岐阜新聞・岐阜放送懇談会
「縮災」の視点を育てよ <岐阜8月例会>
関西大社会安全研究センター長 河田惠昭氏

2020年08月20日 09:30

「縮災」の視点から日常生活に根付いた新たな文化を育てるべきだと訴える河田惠昭さん=岐阜市長良、岐阜グランドホテル

「縮災」の視点から日常生活に根付いた新たな文化を育てるべきだと訴える河田惠昭さん=岐阜市長良、岐阜グランドホテル

テーマ「多発する災害の教訓」

 岐阜新聞・岐阜放送懇談会の8月岐阜例会は19日、岐阜市長良の岐阜グランドホテルで開かれ、関西大社会安全学部社会安全研究センター長で特別任命教授の河田惠昭(よしあき)さん(74)が「多発する災害の教訓~7月豪雨と熊本地震、西日本豪雨、台風、コロナパンデミック」と題して講演。便利さやコストパフォーマンス、効率ばかりを追求している社会の現状をただし、「災害の被害を少なくしてできるだけ早く回復させる『縮災』の視点から、日常生活に根付いた新たな文化を育てるべき」と説いた。

 講演では、それぞれの災害を振り返りながら、土石流、砂防ダムやため池の決壊、バックウオーター現象など、さまざまな被害について説明。「土砂災害を引き起こしやすいまさ土が全国で2番目に多い岐阜県の場合、上空に前線が停滞した状態で雨が降ると、長良川や揖斐川などは氾濫する」と警鐘を鳴らし、想定外の豪雨に対しては、避難までのシナリオを住民が自分事としてしっかり理解して、日常の文化に避難を根付かせる必要性を訴えた。

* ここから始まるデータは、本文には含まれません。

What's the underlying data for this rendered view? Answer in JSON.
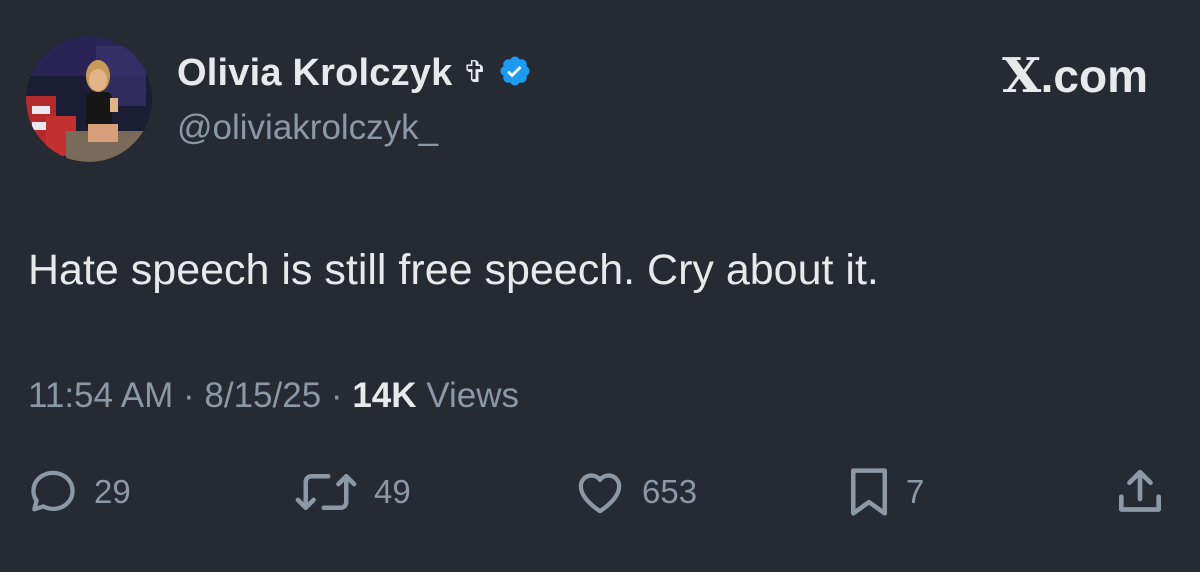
{
  "header": {
    "display_name": "Olivia Krolczyk",
    "name_emoji": "✞",
    "handle": "@oliviakrolczyk_",
    "verified_icon": "verified-badge-icon",
    "site_label": ".com",
    "site_logo": "X"
  },
  "tweet": {
    "text": "Hate speech is still free speech. Cry about it."
  },
  "meta": {
    "time": "11:54 AM",
    "separator": "·",
    "date": "8/15/25",
    "views_count": "14K",
    "views_label": "Views"
  },
  "actions": {
    "reply_count": "29",
    "retweet_count": "49",
    "like_count": "653",
    "bookmark_count": "7"
  },
  "colors": {
    "background": "#252a33",
    "text": "#e7e9ea",
    "muted": "#8b98a5",
    "verified": "#1d9bf0"
  }
}
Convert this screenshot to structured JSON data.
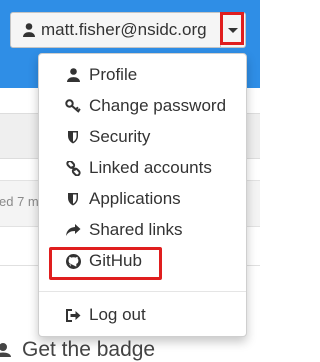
{
  "header": {
    "user_email": "matt.fisher@nsidc.org",
    "user_icon": "user-icon",
    "caret_icon": "caret-down-icon",
    "highlight_color": "#e01e1e",
    "accent_color": "#2f8ee6"
  },
  "menu": {
    "items": [
      {
        "label": "Profile",
        "icon": "user-icon"
      },
      {
        "label": "Change password",
        "icon": "key-icon"
      },
      {
        "label": "Security",
        "icon": "shield-icon"
      },
      {
        "label": "Linked accounts",
        "icon": "link-icon"
      },
      {
        "label": "Applications",
        "icon": "shield-icon"
      },
      {
        "label": "Shared links",
        "icon": "share-icon"
      },
      {
        "label": "GitHub",
        "icon": "github-icon"
      }
    ],
    "logout": {
      "label": "Log out",
      "icon": "sign-out-icon"
    }
  },
  "background": {
    "updated_fragment": "ed 7 m",
    "heading_fragment": "Get the badge"
  }
}
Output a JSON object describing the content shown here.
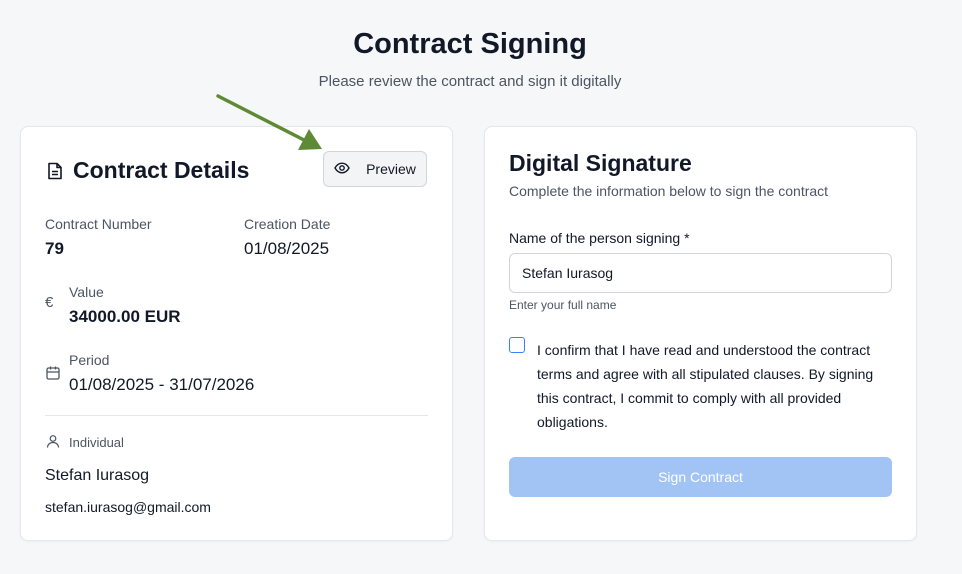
{
  "header": {
    "title": "Contract Signing",
    "subtitle": "Please review the contract and sign it digitally"
  },
  "details": {
    "title": "Contract Details",
    "preview_label": "Preview",
    "contract_number_label": "Contract Number",
    "contract_number": "79",
    "creation_date_label": "Creation Date",
    "creation_date": "01/08/2025",
    "value_label": "Value",
    "value": "34000.00 EUR",
    "currency_symbol": "€",
    "period_label": "Period",
    "period": "01/08/2025 - 31/07/2026",
    "party_type": "Individual",
    "party_name": "Stefan Iurasog",
    "party_email": "stefan.iurasog@gmail.com"
  },
  "signature": {
    "title": "Digital Signature",
    "subtitle": "Complete the information below to sign the contract",
    "name_label": "Name of the person signing *",
    "name_value": "Stefan Iurasog",
    "name_help": "Enter your full name",
    "confirm_text": "I confirm that I have read and understood the contract terms and agree with all stipulated clauses. By signing this contract, I commit to comply with all provided obligations.",
    "sign_button_label": "Sign Contract"
  },
  "colors": {
    "annotation_arrow": "#5f8a35",
    "sign_button_disabled": "#a1c4f5",
    "checkbox_border": "#3b82f6"
  },
  "icons": {
    "details": "document-icon",
    "preview": "eye-icon",
    "value": "euro-icon",
    "period": "calendar-icon",
    "party": "user-icon",
    "annotation": "arrow-icon"
  }
}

 新型コロナウイルス禍については、「都市災害であるという理解が未熟」と断じ、人口が増えると被害が急激に増えることをデータを用いて紹介。「感染初期の段階で航空輸送、特に国際線の便数の制限と検疫の強化をしておけば、爆発的拡大を抑止できた」と述べ、今後については、都市災害の視点から「被害はネットワーク状になった経済構造の中で拡大する。今の日常はノーマルではないが、コロナ以前の社会に戻してはならない。文明を追わず私たちが持っている文化を強化すべき」とまとめた。